In sports, a team's record is very important. Coaches and managers are judged on how many games they have won and lost. Is the same thing true of campaign managers and consultants?
This week, the Atlanta Braves held a press conference. "We have announced this morning that we have terminated our general manager, Frank Wren," said John Schuerholz, the team's president.
That got David Berri's attention. He's a sports economist at Southern Utah University.
"They didn't have that bad of a season," he says. The team's record is about .500, and that will keep them out of the postseason. "Why are they firing their general manager? Because the Braves have very high expectations. They expect to compete for a World Series every year."
Politicians also have high expectations. They also want to win. So, it is surprising to Brendan Nyhan, a professor of government at Dartmouth College, "how little accountability there is, given the amount of money that's being spent on consultants." And even if they lose, they continue to get hired.
According to Nyhan, this is because politicians have a hard time evaluating managers and consultants.
"It's the same kind of problem you face as a patient when you go into the doctor's office," he explains. You have to gauge how good someone is at something you don't know much about.
Ethan Roeder, the New Organizing Institute's executive director, has looked at what campaign managers and consultants get paid. He says they don't tend to advertise their records "because there is a general understanding that races are much more individual than that." What they will advertise are individual races in which they beat the odds.

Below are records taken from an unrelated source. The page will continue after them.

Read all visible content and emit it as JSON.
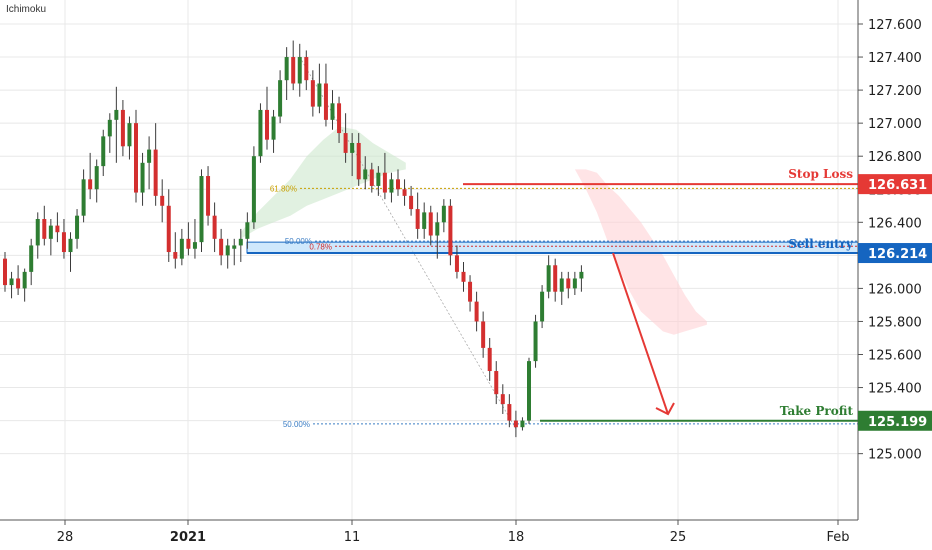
{
  "indicator_label": "Ichimoku",
  "colors": {
    "up": "#2e7d32",
    "down": "#d32f2f",
    "stop": "#e53935",
    "entry": "#1565c0",
    "entry_fill": "#bbdefb",
    "profit": "#2e7d32",
    "cloud_green": "#c8e6c9",
    "cloud_red": "#ffcdd2",
    "fib_orange": "#c8a000",
    "fib_blue": "#3b7dc4",
    "grid": "#e8e8e8",
    "axis": "#555555"
  },
  "chart_data": {
    "type": "candlestick",
    "y_ticks": [
      "127.600",
      "127.400",
      "127.200",
      "127.000",
      "126.800",
      "126.600",
      "126.400",
      "126.200",
      "126.000",
      "125.800",
      "125.600",
      "125.400",
      "125.200",
      "125.000"
    ],
    "x_ticks": [
      {
        "label": "28",
        "bold": false
      },
      {
        "label": "2021",
        "bold": true
      },
      {
        "label": "11",
        "bold": false
      },
      {
        "label": "18",
        "bold": false
      },
      {
        "label": "25",
        "bold": false
      },
      {
        "label": "Feb",
        "bold": false
      }
    ],
    "ylim": [
      124.885,
      127.72
    ],
    "candles": [
      [
        126.18,
        126.22,
        125.98,
        126.02
      ],
      [
        126.02,
        126.1,
        125.94,
        126.06
      ],
      [
        126.06,
        126.14,
        125.96,
        126.0
      ],
      [
        126.0,
        126.12,
        125.92,
        126.1
      ],
      [
        126.1,
        126.3,
        126.02,
        126.26
      ],
      [
        126.26,
        126.46,
        126.18,
        126.42
      ],
      [
        126.42,
        126.5,
        126.26,
        126.3
      ],
      [
        126.3,
        126.42,
        126.2,
        126.38
      ],
      [
        126.38,
        126.46,
        126.28,
        126.34
      ],
      [
        126.34,
        126.42,
        126.18,
        126.22
      ],
      [
        126.22,
        126.34,
        126.1,
        126.3
      ],
      [
        126.3,
        126.48,
        126.24,
        126.44
      ],
      [
        126.44,
        126.72,
        126.4,
        126.66
      ],
      [
        126.66,
        126.82,
        126.54,
        126.6
      ],
      [
        126.6,
        126.78,
        126.52,
        126.74
      ],
      [
        126.74,
        126.96,
        126.68,
        126.92
      ],
      [
        126.92,
        127.06,
        126.82,
        127.02
      ],
      [
        127.02,
        127.22,
        126.76,
        127.08
      ],
      [
        127.08,
        127.14,
        126.8,
        126.86
      ],
      [
        126.86,
        127.04,
        126.78,
        127.0
      ],
      [
        127.0,
        127.08,
        126.52,
        126.58
      ],
      [
        126.58,
        126.82,
        126.5,
        126.76
      ],
      [
        126.76,
        126.92,
        126.6,
        126.84
      ],
      [
        126.84,
        127.0,
        126.5,
        126.56
      ],
      [
        126.56,
        126.66,
        126.4,
        126.5
      ],
      [
        126.5,
        126.6,
        126.16,
        126.22
      ],
      [
        126.22,
        126.34,
        126.12,
        126.18
      ],
      [
        126.18,
        126.36,
        126.14,
        126.3
      ],
      [
        126.3,
        126.4,
        126.2,
        126.24
      ],
      [
        126.24,
        126.42,
        126.18,
        126.28
      ],
      [
        126.28,
        126.72,
        126.22,
        126.68
      ],
      [
        126.68,
        126.74,
        126.38,
        126.44
      ],
      [
        126.44,
        126.52,
        126.22,
        126.3
      ],
      [
        126.3,
        126.36,
        126.14,
        126.2
      ],
      [
        126.2,
        126.3,
        126.12,
        126.26
      ],
      [
        126.24,
        126.3,
        126.14,
        126.26
      ],
      [
        126.26,
        126.36,
        126.16,
        126.3
      ],
      [
        126.3,
        126.46,
        126.24,
        126.4
      ],
      [
        126.4,
        126.86,
        126.36,
        126.8
      ],
      [
        126.8,
        127.12,
        126.76,
        127.08
      ],
      [
        127.08,
        127.22,
        126.84,
        126.9
      ],
      [
        126.9,
        127.08,
        126.82,
        127.04
      ],
      [
        127.04,
        127.32,
        127.0,
        127.26
      ],
      [
        127.26,
        127.46,
        127.14,
        127.4
      ],
      [
        127.4,
        127.5,
        127.2,
        127.24
      ],
      [
        127.24,
        127.48,
        127.16,
        127.4
      ],
      [
        127.4,
        127.44,
        127.2,
        127.26
      ],
      [
        127.26,
        127.32,
        127.04,
        127.1
      ],
      [
        127.1,
        127.36,
        127.06,
        127.24
      ],
      [
        127.24,
        127.36,
        126.98,
        127.02
      ],
      [
        127.02,
        127.2,
        126.96,
        127.12
      ],
      [
        127.12,
        127.16,
        126.88,
        126.94
      ],
      [
        126.94,
        127.06,
        126.76,
        126.82
      ],
      [
        126.82,
        126.94,
        126.68,
        126.88
      ],
      [
        126.88,
        126.94,
        126.62,
        126.66
      ],
      [
        126.66,
        126.8,
        126.6,
        126.72
      ],
      [
        126.72,
        126.76,
        126.58,
        126.62
      ],
      [
        126.62,
        126.74,
        126.56,
        126.7
      ],
      [
        126.7,
        126.82,
        126.54,
        126.58
      ],
      [
        126.58,
        126.7,
        126.52,
        126.66
      ],
      [
        126.66,
        126.72,
        126.56,
        126.6
      ],
      [
        126.6,
        126.66,
        126.5,
        126.56
      ],
      [
        126.56,
        126.62,
        126.44,
        126.48
      ],
      [
        126.48,
        126.58,
        126.3,
        126.36
      ],
      [
        126.36,
        126.52,
        126.3,
        126.46
      ],
      [
        126.46,
        126.5,
        126.26,
        126.32
      ],
      [
        126.32,
        126.46,
        126.18,
        126.4
      ],
      [
        126.4,
        126.54,
        126.34,
        126.5
      ],
      [
        126.5,
        126.54,
        126.14,
        126.2
      ],
      [
        126.2,
        126.26,
        126.06,
        126.1
      ],
      [
        126.1,
        126.16,
        125.98,
        126.04
      ],
      [
        126.04,
        126.08,
        125.86,
        125.92
      ],
      [
        125.92,
        125.98,
        125.74,
        125.8
      ],
      [
        125.8,
        125.86,
        125.58,
        125.64
      ],
      [
        125.64,
        125.7,
        125.44,
        125.5
      ],
      [
        125.5,
        125.56,
        125.3,
        125.36
      ],
      [
        125.36,
        125.42,
        125.24,
        125.3
      ],
      [
        125.3,
        125.36,
        125.16,
        125.2
      ],
      [
        125.2,
        125.26,
        125.1,
        125.16
      ],
      [
        125.16,
        125.22,
        125.14,
        125.2
      ],
      [
        125.2,
        125.58,
        125.18,
        125.56
      ],
      [
        125.56,
        125.84,
        125.52,
        125.8
      ],
      [
        125.8,
        126.02,
        125.76,
        125.98
      ],
      [
        125.98,
        126.2,
        125.94,
        126.14
      ],
      [
        126.14,
        126.18,
        125.92,
        125.98
      ],
      [
        125.98,
        126.1,
        125.9,
        126.06
      ],
      [
        126.06,
        126.1,
        125.94,
        126.0
      ],
      [
        126.0,
        126.1,
        125.96,
        126.06
      ],
      [
        126.06,
        126.14,
        125.98,
        126.1
      ]
    ],
    "cloud_green_upper": [
      126.34,
      126.46,
      126.56,
      126.66,
      126.8,
      126.9,
      126.98,
      126.96,
      126.88,
      126.82,
      126.76
    ],
    "cloud_green_lower": [
      126.3,
      126.36,
      126.4,
      126.44,
      126.5,
      126.54,
      126.58,
      126.62,
      126.66,
      126.7,
      126.72
    ],
    "cloud_red_upper": [
      126.72,
      126.72,
      126.7,
      126.62,
      126.56,
      126.48,
      126.4,
      126.3,
      126.2,
      126.08,
      125.96,
      125.86,
      125.8
    ],
    "cloud_red_lower": [
      126.72,
      126.6,
      126.46,
      126.28,
      126.12,
      125.98,
      125.86,
      125.8,
      125.74,
      125.72,
      125.74,
      125.76,
      125.78
    ],
    "annotations": {
      "stop_loss": {
        "label": "Stop Loss",
        "price": "126.631",
        "value": 126.631
      },
      "sell_entry": {
        "label": "Sell entry",
        "price": "126.214",
        "value": 126.214,
        "zone_top": 126.28,
        "zone_bottom": 126.214
      },
      "take_profit": {
        "label": "Take Profit",
        "price": "125.199",
        "value": 125.199
      },
      "fib_levels": [
        {
          "label": "61.80%",
          "value": 126.605,
          "color": "orange"
        },
        {
          "label": "50.00%",
          "value": 126.286,
          "color": "blue"
        },
        {
          "label": "0.78%",
          "value": 126.255,
          "color": "red"
        },
        {
          "label": "50.00%",
          "value": 125.18,
          "color": "blue"
        }
      ]
    }
  }
}
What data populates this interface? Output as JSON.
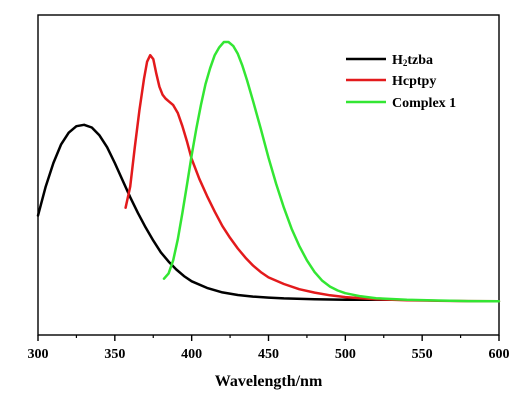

Roeder points to a primary election in which a then-unknown Tea Party candidate defeated Eric Cantor, now the former House Majority Leader. The campaign manager known for helping David Brat win that race will always be the campaign manager known for helping David Brat win that race.
"You know he was probably working for peanuts, and they gave him a gas stipend and a flip phone and that was basically his compensation for the job," Roeder says.
The way the system is set up, there is no incentive for the best consultants to work on the toughest, most competitive races. Greg Martin, a professor of political science at Emory University, discovered that, along with Zachary Peskowitz, who teaches at The Ohio State University.
"Congressional elections, in general, are extremely predictable," Martin says, noting an incumbent is likely to win 90 percent of the time.